Friday, February 16, 2024

Friday's Funnies

 Love


Love may not make the world spin around, but it certainly makes a lot of people dizzy.

 

Great Cheese

 

The customer in the Italian restaurant was so pleased with his meal that he asked to speak to the chef. The owner proudly led him into the kitchen and introduced him to the chef. "Your veal parmigiana was superb," the customer said. "I just spent a month in Italy, and yours is better than any I ever had over there." "Naturally," the chef said. "Over there, they use domestic cheese. Ours is imported!"

Put a Lid on It!

 

A soldier went up to the Company cook and said, "If you put a lid on the pan there'll be less dust and dirt in the food." The cook, very annoyed, replied, "You mind your own business. Your duty is to defend the homeland!" "That's right," said the soldier. "But my duty is to defend it, not to eat it."

 

Q & A

 

(Q:) What do you call a bear without teeth? (A:) A Gummy Bear.

 

World's First Professional

 

A doctor, an engineer, a rabbi and a lawyer were debating who was the world's first professional. The Doctor said, "It must have been a doctor. Who else could have helped with the world's first surgery of taking a rib from Adam to create Eve, the first woman?" "No," said the rabbi. "It must have been a rabbi, since the Lord needed someone to help preach his message to Adam and the world." "Wait," said the engineer. "The world was created in 6 days from nothing. Do you know what a master engineering feat that must have been to create the whole world into an organized civilized place from utter chaos?" "Yes, but who created the chaos?" asked the lawyer.

Funny Quotes

 

- I relabeled all of the jars in my wife's spice rack. I'm not in trouble yet, but the thyme is cumin.

 

- I just read a book about marriage that says treat your wife like you treated her on your first date. So tonight after dinner I'm dropping her off at her parent's house.

- The best way to get back on your feet is to miss two car payments.

- I love bacon. Sometimes I eat it twice a day. It takes my mind off the terrible chest pains I keep getting.

- Driver: "What am I supposed to do with this speeding ticket?" Officer, "Keep it. When you collect four of them, you get a bicycle.

- I asked a supermarket employee where they kept the canned peaches. He said, "I'll see," & walked away. I asked another & he also said, "I'll see," & walked away. In the end, I gave up & found them myself, in aisle C.

- I told my physical therapist that I broke my arm in two places. He told me to stop going to those places.

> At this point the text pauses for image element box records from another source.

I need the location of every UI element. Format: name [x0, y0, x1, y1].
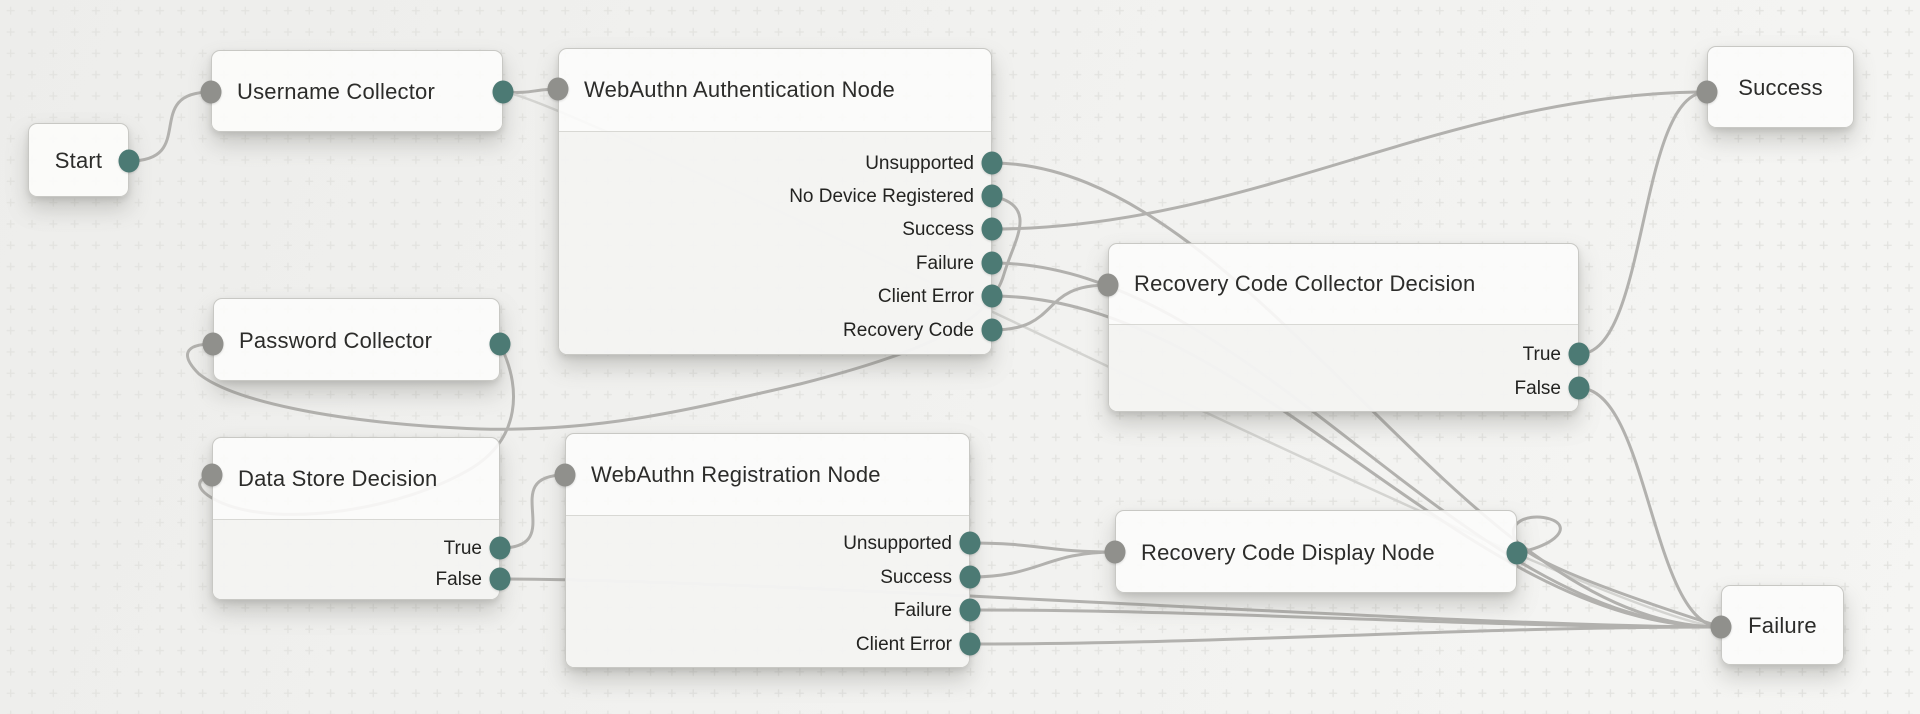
- outcome-label-no-device-registered: No Device Registered: [789, 186, 974, 207]
- port-out-username-collector[interactable]: [492, 80, 514, 104]
- node-body-webauthn-registration-node: [566, 515, 969, 667]
- edge-webauthn-registration-node-client-error--to--failure[interactable]: [968, 625, 1723, 646]
- outcome-label-unsupported: Unsupported: [865, 153, 974, 174]
- node-body-webauthn-authentication-node: [559, 131, 991, 354]
- outcome-label-success: Success: [902, 219, 974, 240]
- outcome-label-unsupported: Unsupported: [843, 533, 952, 554]
- node-recovery-code-display-node[interactable]: Recovery Code Display Node: [1115, 510, 1517, 593]
- node-title: Success: [1738, 75, 1823, 100]
- edge-webauthn-registration-node-success--to--recovery-code-display-node[interactable]: [968, 550, 1117, 579]
- port-outcome-client-error-webauthn-authentication-node[interactable]: [981, 284, 1003, 308]
- port-out-recovery-code-display-node[interactable]: [1506, 541, 1528, 565]
- port-outcome-unsupported-webauthn-registration-node[interactable]: [959, 531, 981, 555]
- port-outcome-false-recovery-code-collector-decision[interactable]: [1568, 376, 1590, 400]
- edge-webauthn-authentication-node-client-error--to--failure[interactable]: [990, 294, 1723, 629]
- outcome-label-client-error: Client Error: [877, 286, 974, 307]
- port-outcome-unsupported-webauthn-authentication-node[interactable]: [981, 151, 1003, 175]
- outcome-label-failure: Failure: [893, 600, 952, 621]
- port-outcome-true-data-store-decision[interactable]: [489, 536, 511, 560]
- node-title: Start: [54, 148, 103, 173]
- port-in-webauthn-authentication-node[interactable]: [547, 77, 569, 101]
- port-outcome-success-webauthn-authentication-node[interactable]: [981, 217, 1003, 241]
- outcome-label-recovery-code: Recovery Code: [843, 320, 974, 341]
- port-in-webauthn-registration-node[interactable]: [554, 463, 576, 487]
- node-start[interactable]: Start: [28, 123, 129, 197]
- node-title: Username Collector: [237, 79, 436, 104]
- port-in-recovery-code-display-node[interactable]: [1104, 540, 1126, 564]
- outcome-label-success: Success: [880, 567, 952, 588]
- port-in-password-collector[interactable]: [202, 332, 224, 356]
- node-title: Data Store Decision: [238, 465, 438, 491]
- port-outcome-recovery-code-webauthn-authentication-node[interactable]: [981, 318, 1003, 342]
- node-title: Recovery Code Collector Decision: [1134, 271, 1476, 296]
- port-outcome-false-data-store-decision[interactable]: [489, 567, 511, 591]
- port-out-start[interactable]: [118, 149, 140, 173]
- node-body-data-store-decision: [213, 519, 499, 599]
- port-outcome-failure-webauthn-authentication-node[interactable]: [981, 251, 1003, 275]
- node-success[interactable]: Success: [1707, 46, 1854, 128]
- port-outcome-true-recovery-code-collector-decision[interactable]: [1568, 342, 1590, 366]
- node-password-collector[interactable]: Password Collector: [213, 298, 500, 381]
- outcome-label-false: False: [1514, 378, 1561, 399]
- node-title: Recovery Code Display Node: [1141, 539, 1435, 565]
- node-username-collector[interactable]: Username Collector: [211, 50, 503, 132]
- port-outcome-success-webauthn-registration-node[interactable]: [959, 565, 981, 589]
- edge-webauthn-authentication-node-success--to--success[interactable]: [990, 90, 1709, 231]
- port-outcome-client-error-webauthn-registration-node[interactable]: [959, 632, 981, 656]
- edge-recovery-code-collector-decision-true--to--success[interactable]: [1577, 90, 1709, 356]
- edge-data-store-decision-true--to--webauthn-registration-node[interactable]: [498, 473, 567, 550]
- port-outcome-failure-webauthn-registration-node[interactable]: [959, 598, 981, 622]
- node-title: Password Collector: [239, 327, 433, 353]
- port-outcome-no-device-registered-webauthn-authentication-node[interactable]: [981, 184, 1003, 208]
- node-title: WebAuthn Authentication Node: [584, 77, 895, 102]
- node-title: WebAuthn Registration Node: [591, 461, 881, 487]
- outcome-label-client-error: Client Error: [855, 634, 952, 655]
- port-in-username-collector[interactable]: [200, 80, 222, 104]
- edge-recovery-code-collector-decision-false--to--failure[interactable]: [1577, 386, 1723, 629]
- node-failure[interactable]: Failure: [1721, 585, 1844, 665]
- outcome-label-false: False: [435, 569, 482, 590]
- port-out-password-collector[interactable]: [489, 332, 511, 356]
- outcome-label-failure: Failure: [915, 253, 974, 274]
- edge-webauthn-authentication-node-recovery-code--to--recovery-code-collector-decision[interactable]: [990, 283, 1110, 332]
- edge-start--to--username-collector[interactable]: [127, 90, 213, 163]
- port-in-recovery-code-collector-decision[interactable]: [1097, 273, 1119, 297]
- outcome-label-true: True: [1522, 344, 1561, 365]
- port-in-data-store-decision[interactable]: [201, 463, 223, 487]
- outcome-label-true: True: [443, 538, 482, 559]
- port-in-success[interactable]: [1696, 80, 1718, 104]
- port-in-failure[interactable]: [1710, 615, 1732, 639]
- node-body-recovery-code-collector-decision: [1109, 324, 1578, 411]
- edge-webauthn-registration-node-failure--to--failure[interactable]: [968, 608, 1723, 629]
- node-title: Failure: [1748, 613, 1817, 638]
- edge-webauthn-authentication-node-no-device-registered--to--password-collector[interactable]: [186, 194, 1022, 431]
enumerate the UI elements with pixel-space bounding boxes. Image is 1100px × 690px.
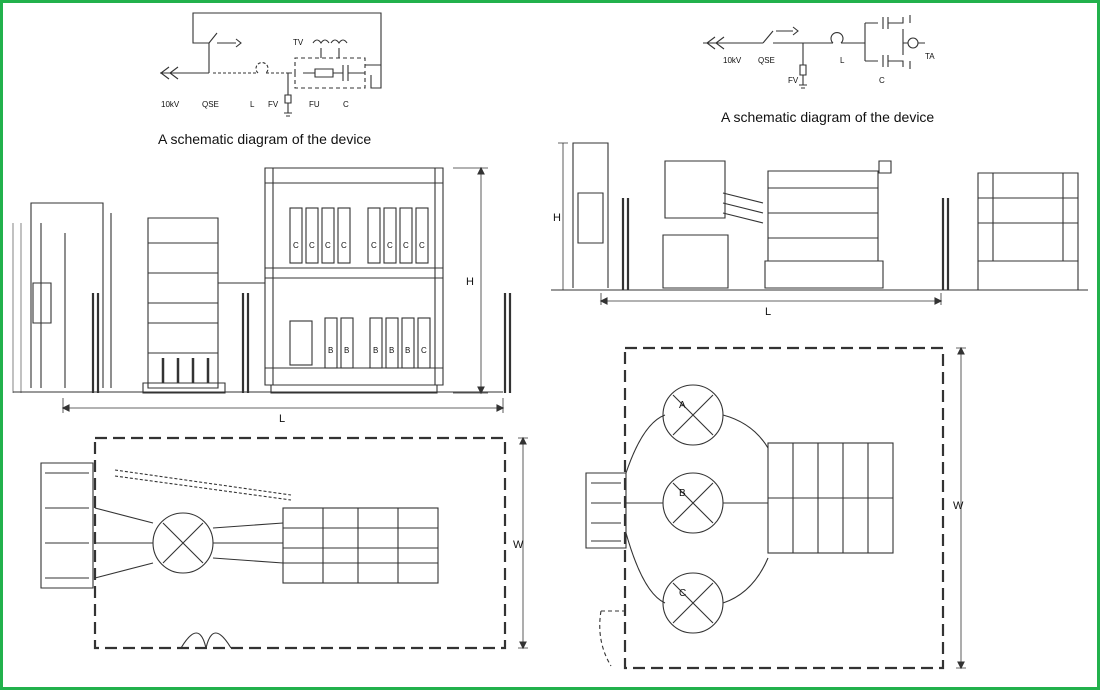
cap-label: B: [328, 346, 333, 355]
label-qse: QSE: [202, 100, 219, 109]
caption-left: A schematic diagram of the device: [158, 131, 372, 147]
label-tv: TV: [293, 38, 304, 47]
label-fu: FU: [309, 100, 320, 109]
cap-label: C: [387, 241, 393, 250]
left-cap-text-bottom: B B B B B C: [328, 346, 427, 355]
dim-right-h: H: [553, 212, 561, 224]
dim-left-l: L: [279, 413, 285, 425]
cap-label: B: [405, 346, 410, 355]
label-c: C: [343, 100, 349, 109]
dimension-labels: H L W H L W: [279, 212, 964, 551]
cap-label: C: [325, 241, 331, 250]
phase-a: A: [679, 400, 686, 411]
technical-drawing: 10kV QSE L FV FU C TV 10kV QSE L FV C TA…: [12, 12, 1088, 670]
cap-label: B: [373, 346, 378, 355]
label-l: L: [250, 100, 255, 109]
right-schematic: [703, 15, 925, 89]
label-qse: QSE: [758, 56, 775, 65]
cap-label: C: [293, 241, 299, 250]
phase-b: B: [679, 488, 686, 499]
left-elevation: [12, 166, 512, 413]
caption-right: A schematic diagram of the device: [721, 109, 935, 125]
dim-right-l: L: [765, 306, 771, 318]
cap-label: C: [421, 346, 427, 355]
label-ta: TA: [925, 52, 935, 61]
right-plan-view: [585, 346, 966, 670]
cap-label: C: [309, 241, 315, 250]
label-fv: FV: [268, 100, 279, 109]
left-schematic: [160, 12, 382, 117]
dim-left-h: H: [466, 276, 474, 288]
cap-label: C: [371, 241, 377, 250]
cap-label: C: [419, 241, 425, 250]
right-elevation: [551, 142, 1088, 305]
phase-labels: A B C: [679, 400, 686, 599]
cap-label: C: [403, 241, 409, 250]
dim-right-w: W: [953, 500, 964, 512]
left-plan-view: [40, 436, 528, 650]
cap-label: B: [344, 346, 349, 355]
cap-label: B: [389, 346, 394, 355]
cap-label: C: [341, 241, 347, 250]
left-capacitor-top-row: [289, 207, 429, 264]
label-voltage: 10kV: [723, 56, 742, 65]
label-l: L: [840, 56, 845, 65]
label-fv: FV: [788, 76, 799, 85]
left-cap-text-top: C C C C C C C C: [293, 241, 425, 250]
dim-left-w: W: [513, 539, 524, 551]
left-schematic-labels: 10kV QSE L FV FU C TV: [161, 38, 349, 109]
phase-c: C: [679, 588, 686, 599]
right-schematic-labels: 10kV QSE L FV C TA: [723, 52, 935, 85]
label-voltage: 10kV: [161, 100, 180, 109]
label-c: C: [879, 76, 885, 85]
left-capacitor-bottom-row: [289, 317, 431, 369]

- When I was a kid, I used to watch the "Wizard of Oz" and wonder how someone could talk if they didn't have a brain. Then I got Facebook.

- I want to be 14 again & ruin my life differently. I have new ideas.

- A guy walks into a lumberyard and asks for some 2x4s. The clerk asks, "How long do you need them?" The guy answers, "A long time. We're gonna build a house."

- I just burned 1,200 calories. I forgot the pizza in the oven.

- Who knew that the hardest thing of being an adult is figuring out what to fix for dinner and doing it every single night for the rest of your life until you die?

- I hate it when people act all intellectual and talk about Mozart when they've never even seen one of his paintings.

- Never trust an electrician with no eye brows.

- So my neighbor knocked on my front door at 3 am. 3AM!!! Luckily I was already up playing the bagpipes.

- Instead of cleaning my house, I just watch an episode of "The Hoarders," and think, "Wow! My house looks great."

 

What’s The Difference

 

What's the difference between an alligator and a crocodile? A: I could be wrong, since I'm not a zoologist, but I believe the main difference is that one you will see later and the other in a while. 

 

Bad Driver

 

You know you're a bad driver when Siri says, "In 400 feet, stop and let me out.

 

Dad Joke

 

When does a joke become a dad joke?

A: When it falls in love with a yo mama joke
B: When it becomes apparent
C: When you store it in a dad-a-bank
D: When the punchline is full groan

Today’s Thought


A ship carrying a load of red paint collided with a ship carrying a load of purple paint. Both crews were marooned.